The churches of home had acknowledged and welcomed his gift. But the churches and revivals and camp meetings did not pay well; mostly did not pay at all. He was like a tick on a leather sofa; it feels like home, but there just isn’t much profit in it. His cousin Jimmy had devoted himself full-time to the Lord. He had seen a red-eyed demon outside his trailer and was flung into the ministry like a human cannonball, but Jerry Lee was not called that way.

That pretty much left the beer joints. Week after week, six days a week, he played with bands that tore up the night, serenading the fallen, the drunken, and the lonely, and a growing number of people who were just on fire with this new music, this music that did not even have a name. “Singing and piano playing . . . and women. That’s all I ever needed,” he says. Some nights, some glorious nights, he made a hundred, even two hundred, from the tip jar, but most nights he made walking-around money, hamburger money, and even on the fattest nights, he was still stuck fast in small time.

He remembers, on one long-ago gig, an empty tip jar.

“Not a resounding success,” said his beloved Aunt Stella, worried for the boy.

“Not resounding,” Jerry Lee said.

But even as a boy he knew, if you were ever going to be hit by lightning, you had to stand under a tree. The Wagon Wheel and places like it scattered around the South were where the music was in great disturbance, right here in his own dirt. Why, Memphis itself was a fast car ride away, and Memphis was where the whole world was changing, even if it seemed a distant universe.

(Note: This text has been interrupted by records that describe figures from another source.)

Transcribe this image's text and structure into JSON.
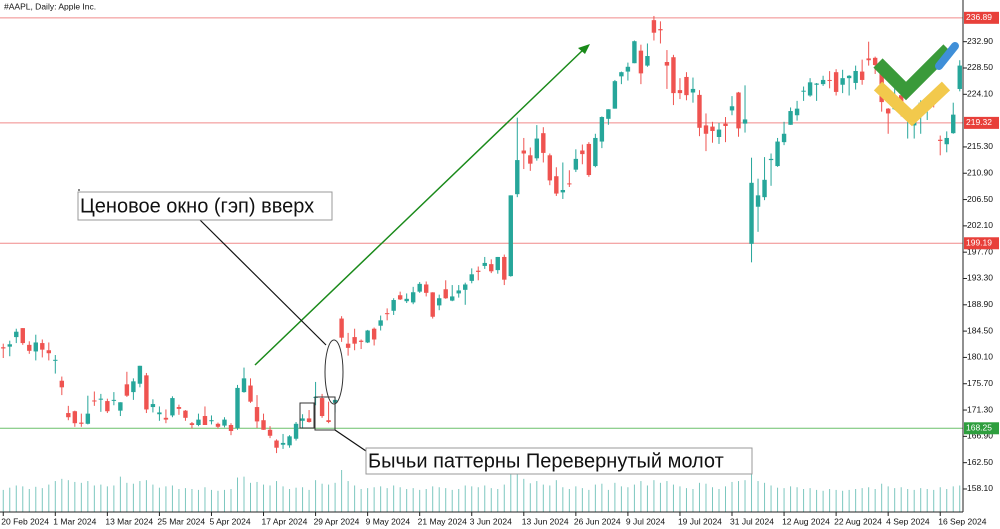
{
  "chart_data": {
    "type": "candlestick",
    "title": "#AAPL, Daily:  Apple Inc.",
    "annotations": [
      "Ценовое окно (гэп) вверх",
      "Бычьи паттерны Перевернутый молот"
    ],
    "up_color": "#26a69a",
    "down_color": "#ef5350",
    "volume_color": "#7cc7bf",
    "ylim": [
      154.25,
      239.87
    ],
    "xlim": [
      -0.5,
      147.5
    ],
    "yticks": [
      {
        "value": 158.1,
        "label": "158.10"
      },
      {
        "value": 162.5,
        "label": "162.50"
      },
      {
        "value": 166.9,
        "label": "166.90"
      },
      {
        "value": 171.3,
        "label": "171.30"
      },
      {
        "value": 175.7,
        "label": "175.70"
      },
      {
        "value": 180.1,
        "label": "180.10"
      },
      {
        "value": 184.5,
        "label": "184.50"
      },
      {
        "value": 188.9,
        "label": "188.90"
      },
      {
        "value": 193.3,
        "label": "193.30"
      },
      {
        "value": 197.7,
        "label": "197.70"
      },
      {
        "value": 202.1,
        "label": "202.10"
      },
      {
        "value": 206.5,
        "label": "206.50"
      },
      {
        "value": 210.9,
        "label": "210.90"
      },
      {
        "value": 215.3,
        "label": "215.30"
      },
      {
        "value": 224.1,
        "label": "224.10"
      },
      {
        "value": 228.5,
        "label": "228.50"
      },
      {
        "value": 232.9,
        "label": "232.90"
      }
    ],
    "xticks": [
      {
        "value": 0,
        "label": "20 Feb 2024"
      },
      {
        "value": 8,
        "label": "1 Mar 2024"
      },
      {
        "value": 16,
        "label": "13 Mar 2024"
      },
      {
        "value": 24,
        "label": "25 Mar 2024"
      },
      {
        "value": 32,
        "label": "5 Apr 2024"
      },
      {
        "value": 40,
        "label": "17 Apr 2024"
      },
      {
        "value": 48,
        "label": "29 Apr 2024"
      },
      {
        "value": 56,
        "label": "9 May 2024"
      },
      {
        "value": 64,
        "label": "21 May 2024"
      },
      {
        "value": 72,
        "label": "3 Jun 2024"
      },
      {
        "value": 80,
        "label": "13 Jun 2024"
      },
      {
        "value": 88,
        "label": "26 Jun 2024"
      },
      {
        "value": 96,
        "label": "9 Jul 2024"
      },
      {
        "value": 104,
        "label": "19 Jul 2024"
      },
      {
        "value": 112,
        "label": "31 Jul 2024"
      },
      {
        "value": 120,
        "label": "12 Aug 2024"
      },
      {
        "value": 128,
        "label": "22 Aug 2024"
      },
      {
        "value": 136,
        "label": "4 Sep 2024"
      },
      {
        "value": 144,
        "label": "16 Sep 2024"
      }
    ],
    "levels": [
      {
        "value": 236.89,
        "color": "#f08a8a",
        "label_color": "#e8403a"
      },
      {
        "value": 219.32,
        "color": "#f08a8a",
        "label_color": "#e8403a"
      },
      {
        "value": 199.19,
        "color": "#f08a8a",
        "label_color": "#e8403a"
      },
      {
        "value": 168.25,
        "color": "#6cc06c",
        "label_color": "#2e9e3e"
      }
    ],
    "candles": [
      [
        181.8,
        182.4,
        180.0,
        181.6
      ],
      [
        181.9,
        182.9,
        180.3,
        182.3
      ],
      [
        183.5,
        184.9,
        182.5,
        184.4
      ],
      [
        185.0,
        185.0,
        182.2,
        182.5
      ],
      [
        182.2,
        182.8,
        180.7,
        181.2
      ],
      [
        181.1,
        183.9,
        179.6,
        182.6
      ],
      [
        182.5,
        183.1,
        180.1,
        181.4
      ],
      [
        181.3,
        182.6,
        179.6,
        180.8
      ],
      [
        179.6,
        180.5,
        177.4,
        179.7
      ],
      [
        176.2,
        176.9,
        173.8,
        175.1
      ],
      [
        170.8,
        172.0,
        169.6,
        170.1
      ],
      [
        171.1,
        171.2,
        168.5,
        169.1
      ],
      [
        169.2,
        170.7,
        168.5,
        169.0
      ],
      [
        169.0,
        173.7,
        168.9,
        170.7
      ],
      [
        172.9,
        174.4,
        172.0,
        172.8
      ],
      [
        173.2,
        174.0,
        171.0,
        173.2
      ],
      [
        172.8,
        173.2,
        170.8,
        171.1
      ],
      [
        172.9,
        174.3,
        172.1,
        173.0
      ],
      [
        171.2,
        172.6,
        170.3,
        172.6
      ],
      [
        175.6,
        177.7,
        173.5,
        173.7
      ],
      [
        174.3,
        176.6,
        173.0,
        176.1
      ],
      [
        175.7,
        178.7,
        175.1,
        178.7
      ],
      [
        177.1,
        177.5,
        170.8,
        171.4
      ],
      [
        171.8,
        173.1,
        170.9,
        172.3
      ],
      [
        170.6,
        171.9,
        169.5,
        170.9
      ],
      [
        170.0,
        171.4,
        169.1,
        169.7
      ],
      [
        170.4,
        173.6,
        170.1,
        173.3
      ],
      [
        171.8,
        172.2,
        170.5,
        171.5
      ],
      [
        171.2,
        171.3,
        169.5,
        170.0
      ],
      [
        169.1,
        169.3,
        168.2,
        168.8
      ],
      [
        168.8,
        170.7,
        168.6,
        169.7
      ],
      [
        170.3,
        171.9,
        168.8,
        168.8
      ],
      [
        169.6,
        170.4,
        168.9,
        169.6
      ],
      [
        169.0,
        169.2,
        168.2,
        168.5
      ],
      [
        168.7,
        170.1,
        168.4,
        169.7
      ],
      [
        168.8,
        169.1,
        167.1,
        167.8
      ],
      [
        168.3,
        175.5,
        168.0,
        175.0
      ],
      [
        174.3,
        178.4,
        174.2,
        176.6
      ],
      [
        175.4,
        176.6,
        172.5,
        172.7
      ],
      [
        171.8,
        173.8,
        168.3,
        169.4
      ],
      [
        169.6,
        170.7,
        168.0,
        168.0
      ],
      [
        168.0,
        168.6,
        166.6,
        167.0
      ],
      [
        166.2,
        166.4,
        164.1,
        165.0
      ],
      [
        165.5,
        167.3,
        164.8,
        165.8
      ],
      [
        165.4,
        167.1,
        165.0,
        166.9
      ],
      [
        166.5,
        169.3,
        166.2,
        169.0
      ],
      [
        169.5,
        170.6,
        168.2,
        169.9
      ],
      [
        169.9,
        171.3,
        169.2,
        169.3
      ],
      [
        173.4,
        176.0,
        172.1,
        173.5
      ],
      [
        173.3,
        174.0,
        170.0,
        170.3
      ],
      [
        169.6,
        172.7,
        169.1,
        169.3
      ],
      [
        172.5,
        173.4,
        170.9,
        173.0
      ],
      [
        186.6,
        187.0,
        182.7,
        183.4
      ],
      [
        182.4,
        184.2,
        180.4,
        181.7
      ],
      [
        183.5,
        184.9,
        181.3,
        182.4
      ],
      [
        182.9,
        183.1,
        181.5,
        182.7
      ],
      [
        182.6,
        184.7,
        182.5,
        184.6
      ],
      [
        184.9,
        185.1,
        182.1,
        183.1
      ],
      [
        185.4,
        187.1,
        184.6,
        186.3
      ],
      [
        187.5,
        188.3,
        186.3,
        187.4
      ],
      [
        187.9,
        190.0,
        187.2,
        189.7
      ],
      [
        190.5,
        191.1,
        189.7,
        189.8
      ],
      [
        189.5,
        190.8,
        189.2,
        189.9
      ],
      [
        189.3,
        191.9,
        189.0,
        191.0
      ],
      [
        191.1,
        192.7,
        190.9,
        192.4
      ],
      [
        192.3,
        192.8,
        190.3,
        190.9
      ],
      [
        190.98,
        191.0,
        186.6,
        186.9
      ],
      [
        188.8,
        190.6,
        188.0,
        190.0
      ],
      [
        191.5,
        193.0,
        189.9,
        189.99
      ],
      [
        189.6,
        192.2,
        189.5,
        190.3
      ],
      [
        190.8,
        192.2,
        190.1,
        191.3
      ],
      [
        191.4,
        192.6,
        188.9,
        192.3
      ],
      [
        192.9,
        194.99,
        192.5,
        194.0
      ],
      [
        194.6,
        195.3,
        193.0,
        194.4
      ],
      [
        195.4,
        196.9,
        194.9,
        195.9
      ],
      [
        195.7,
        196.5,
        194.2,
        194.5
      ],
      [
        194.7,
        196.9,
        194.1,
        196.9
      ],
      [
        196.9,
        197.3,
        192.2,
        193.1
      ],
      [
        193.7,
        207.2,
        193.6,
        207.2
      ],
      [
        207.4,
        220.2,
        206.9,
        213.1
      ],
      [
        214.7,
        216.8,
        211.6,
        214.2
      ],
      [
        213.9,
        215.2,
        211.3,
        212.5
      ],
      [
        213.4,
        218.95,
        213.0,
        216.7
      ],
      [
        217.6,
        218.6,
        212.7,
        214.3
      ],
      [
        213.9,
        214.2,
        208.9,
        209.7
      ],
      [
        210.4,
        211.9,
        207.1,
        207.5
      ],
      [
        207.7,
        212.7,
        206.6,
        208.1
      ],
      [
        209.2,
        211.4,
        208.6,
        209.1
      ],
      [
        211.5,
        214.9,
        211.1,
        213.3
      ],
      [
        214.7,
        215.7,
        212.4,
        214.1
      ],
      [
        215.8,
        216.1,
        210.3,
        210.6
      ],
      [
        212.1,
        217.5,
        211.9,
        216.8
      ],
      [
        216.2,
        220.4,
        215.1,
        220.3
      ],
      [
        220.0,
        221.6,
        219.0,
        221.6
      ],
      [
        221.7,
        226.5,
        221.7,
        226.3
      ],
      [
        227.1,
        227.9,
        225.8,
        227.8
      ],
      [
        227.9,
        229.4,
        226.4,
        228.7
      ],
      [
        229.3,
        233.1,
        229.3,
        232.98
      ],
      [
        231.4,
        232.4,
        225.8,
        227.6
      ],
      [
        228.9,
        232.6,
        228.7,
        230.5
      ],
      [
        236.5,
        237.2,
        233.1,
        234.4
      ],
      [
        235.0,
        236.3,
        232.6,
        234.8
      ],
      [
        229.5,
        231.5,
        225.0,
        228.9
      ],
      [
        230.3,
        230.7,
        222.3,
        224.3
      ],
      [
        224.8,
        226.8,
        223.3,
        224.3
      ],
      [
        227.0,
        227.8,
        223.1,
        223.96
      ],
      [
        224.4,
        226.9,
        222.7,
        225.0
      ],
      [
        224.0,
        224.8,
        217.1,
        218.5
      ],
      [
        218.9,
        220.9,
        214.6,
        217.5
      ],
      [
        218.7,
        219.5,
        216.0,
        217.96
      ],
      [
        216.96,
        219.3,
        215.8,
        218.2
      ],
      [
        219.2,
        220.3,
        216.1,
        218.8
      ],
      [
        221.4,
        223.8,
        220.6,
        222.1
      ],
      [
        224.4,
        224.5,
        217.0,
        218.4
      ],
      [
        219.2,
        225.6,
        217.7,
        219.9
      ],
      [
        199.1,
        213.5,
        196.0,
        209.3
      ],
      [
        205.3,
        209.99,
        201.1,
        207.2
      ],
      [
        206.9,
        213.6,
        206.4,
        209.8
      ],
      [
        213.1,
        214.2,
        208.8,
        213.3
      ],
      [
        212.1,
        216.8,
        211.97,
        216.2
      ],
      [
        216.1,
        219.5,
        215.6,
        217.5
      ],
      [
        219.0,
        221.9,
        219.0,
        221.3
      ],
      [
        220.6,
        223.0,
        219.7,
        221.7
      ],
      [
        224.6,
        225.4,
        223.0,
        224.7
      ],
      [
        223.9,
        226.8,
        223.7,
        226.1
      ],
      [
        225.7,
        225.99,
        223.0,
        225.9
      ],
      [
        225.8,
        227.2,
        225.5,
        226.5
      ],
      [
        226.5,
        227.98,
        225.1,
        226.4
      ],
      [
        227.8,
        228.3,
        223.9,
        224.5
      ],
      [
        225.7,
        228.2,
        224.3,
        226.8
      ],
      [
        226.8,
        227.3,
        223.9,
        227.2
      ],
      [
        226.0,
        228.9,
        224.9,
        228.0
      ],
      [
        227.9,
        229.9,
        225.7,
        226.5
      ],
      [
        230.1,
        232.9,
        228.9,
        229.8
      ],
      [
        230.2,
        230.4,
        227.5,
        229.0
      ],
      [
        228.6,
        229.0,
        221.2,
        222.8
      ],
      [
        221.7,
        221.8,
        217.5,
        220.9
      ],
      [
        221.6,
        225.5,
        221.5,
        222.4
      ],
      [
        223.95,
        225.2,
        220.4,
        220.8
      ],
      [
        220.8,
        221.3,
        216.7,
        220.9
      ],
      [
        218.9,
        221.5,
        216.7,
        220.1
      ],
      [
        221.5,
        223.1,
        217.5,
        222.7
      ],
      [
        222.5,
        223.6,
        219.8,
        222.8
      ],
      [
        223.6,
        224.0,
        221.9,
        222.5
      ],
      [
        216.5,
        217.2,
        213.9,
        216.3
      ],
      [
        215.75,
        217.9,
        214.4,
        216.8
      ],
      [
        217.6,
        222.7,
        217.5,
        220.7
      ],
      [
        224.99,
        229.8,
        224.6,
        228.9
      ]
    ],
    "volumes": [
      50,
      55,
      60,
      58,
      52,
      57,
      54,
      62,
      70,
      75,
      72,
      68,
      66,
      70,
      60,
      62,
      58,
      60,
      80,
      66,
      64,
      70,
      72,
      62,
      55,
      58,
      60,
      52,
      54,
      52,
      50,
      56,
      50,
      48,
      50,
      52,
      78,
      80,
      66,
      68,
      62,
      60,
      70,
      58,
      52,
      55,
      56,
      50,
      72,
      64,
      62,
      66,
      95,
      70,
      60,
      52,
      54,
      56,
      58,
      54,
      60,
      56,
      52,
      54,
      50,
      52,
      58,
      56,
      54,
      50,
      52,
      60,
      58,
      56,
      60,
      54,
      52,
      62,
      88,
      90,
      75,
      65,
      70,
      62,
      60,
      72,
      56,
      52,
      58,
      54,
      50,
      62,
      64,
      50,
      66,
      58,
      56,
      62,
      70,
      60,
      72,
      66,
      70,
      62,
      58,
      54,
      52,
      66,
      64,
      56,
      52,
      58,
      68,
      70,
      72,
      85,
      70,
      66,
      60,
      55,
      54,
      58,
      56,
      52,
      54,
      50,
      48,
      52,
      50,
      48,
      50,
      52,
      54,
      56,
      52,
      64,
      58,
      54,
      56,
      52,
      50,
      54,
      52,
      50,
      56,
      52,
      58,
      60
    ]
  }
}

In the small clubs, people wanted that hillbilly music, and the old, raw, bloody blues, and they wanted it shouted loud, to make the hot divorcée in the corner forget her sorry husband and shake something. Jerry Lee was born to do it. He had heard it all before, had heard it all at Haney’s, and he was out from under the table now. “Wasn’t nobody gonna throw me out.”

She roll her belly

Like she roll her biscuit dough



But instead of parroting a black bluesman, he almost yodeled on the higher, bleaker notes, in a rolling, keening exultation of pain and suffering and lust, something from the other side of town or way out in the lonesome pines, but a place as rough, hard, and mean. His people pulled the cotton sack, too, and walked a chain gang, and sat in the hot dark of the federal prison in New Orleans. To understand it, to see the way it was, you have to think of it in the box it came in, the smoke and cave dark, for discretion, where a hundred people jammed jaw to jaw to medicate themselves, overalls and bow ties and strapless dresses lined up at the bar, all there to fight and cuss and rave and cheat, and some to just get lost in the liquor and the rhythms for a few hours; no one was asking for anything more. But they got Paul, his eyes hidden behind dark glasses, his benign face unchanging, the accordion around his neck and the trumpet at his lips and the fiddle at his right hand, and no one would know, as he sipped his milk, if it was a good day or the deepest, darkest night of his soul. And they got Jerry Lee, whip thin, hair in his eyes, intent on the music, the keyboard. He was not the showman then he would become in just a few years. The hard shell of the Pentecostals had not shattered, but it was beginning to vibrate, and if you listened close enough you could hear it crack. More and more he was replacing Mr. Paul on piano now, and he played rough with it and howled the blues. But for now, he did it all sitting down. Like Mr. Paul, he was unconcerned with the louts and loud talkers, the knife fighters and dustups and drunken husbands. “People was always pullin’ guns and knives,” he says. “Didn’t amount to nothin’ . . . I carried a pistol myself,” in case a blind-drunk farm boy got crazy over his girlfriend’s wandering gaze.